Очень важно, чтобы русскоязычное население понимало, что 1940 год был для эстонского народа большой трагедией. И так же важно, чтобы эстонская сторона понимала, ЧЕМ была для русских, русскоязычных людей Отечественная война, борьба с фашизмом. Если такое понимание будет, я думаю, общий язык можно найти. Новая Интеграционная программа и предусматривает, чтобы было больше мероприятий, где о таких важнейших, болезненных вещах говорили бы, чтобы в совместных обсуждениях находили рациональное зерно. И в этом смысле то, что городские власти Таллинна организуют широкое обсуждение ситуации с Бронзовым солдатом, дальнейшей судьбы мемориала с участием разных сторон, думается, правильно. Тут важен, на мой взгляд ученого, даже не столько конечный результат, сколько именно сам ход обсуждения, способ принятия решения: односторонне или с учетом мнений разных сторон? Важен процесс достижения взаимопонимания в ходе этих дискуссий. Тем более что сам Бронзовый солдат — это ведь фактически символ сложнейшего комплекса проблем, которые за всем этим стоят.

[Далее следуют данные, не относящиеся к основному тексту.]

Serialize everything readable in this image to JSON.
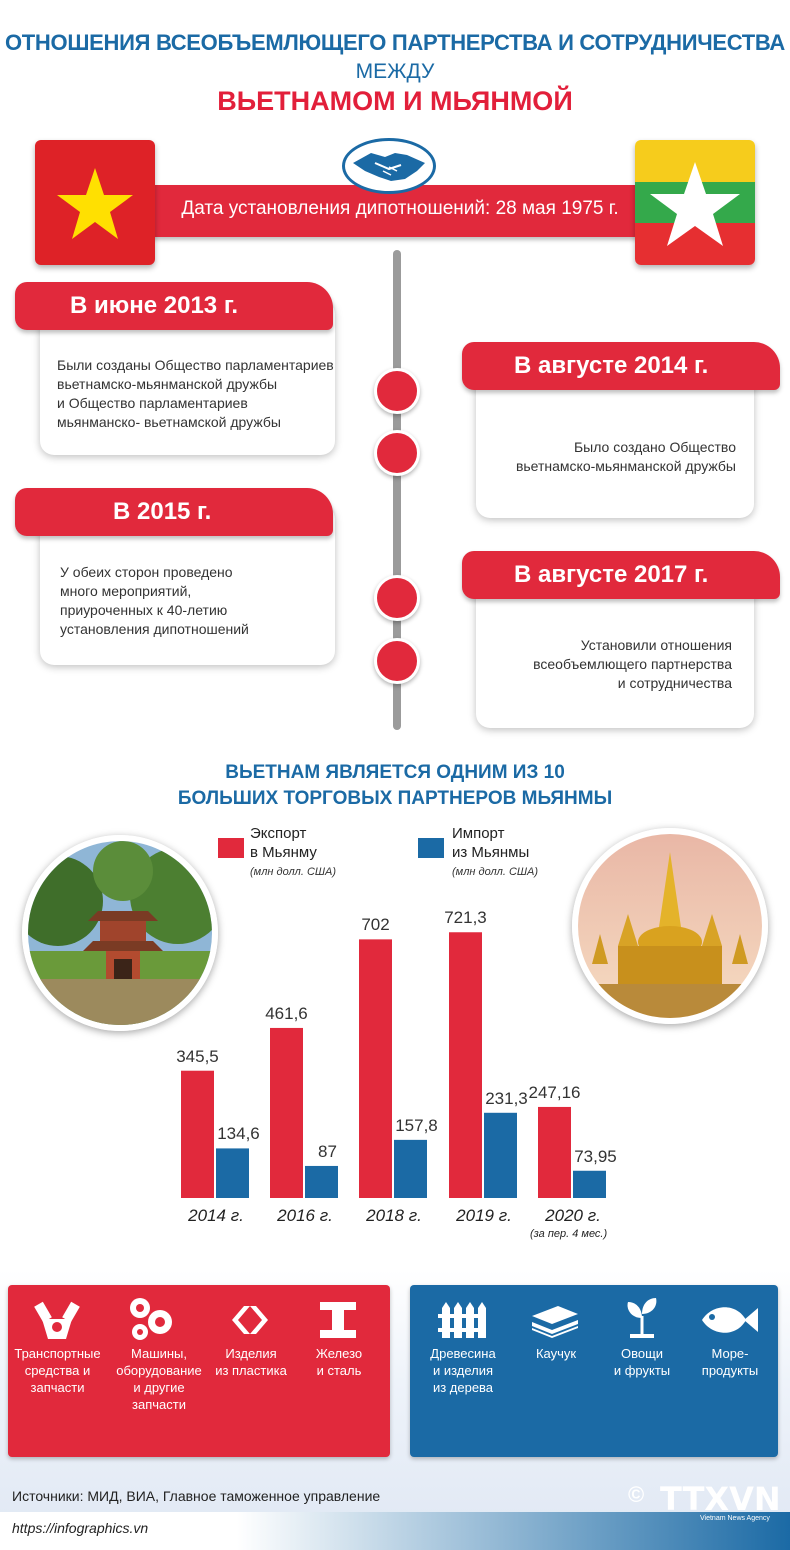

— В ходе одного из недавних исследований, в котором участвовали известные эстонские социологи, вы, насколько я знаю, написали интереснейшее эссе, где, кроме всего прочего, говорите и об отношениях между Россией и Эстонией. Злободневная тема… В этом смысле год заканчивается далеко не так хорошо, как хотелось бы…
— Эссе, о котором вы упоминаете, называлось «Большое общество». Если говорить коротко, я попробовал проанализировать три уровня, которые важны для конструирования эстонского идентитета. Это отношения между Эстонией и Россией, в историческом плане эстонский идентитет развивался именно в отношениях с Россией и к России. Другой уровень — это эстонцы и русские. И третий — эстонцы внутри себя, своего сообщества. Там рассматривались и другие уровни: мужчины и женщины, богатые и бедные и т.д. Но главной целью этого исследования было посмотреть, как, собственно, формируется, конструируется эта граница между «мы» и «они».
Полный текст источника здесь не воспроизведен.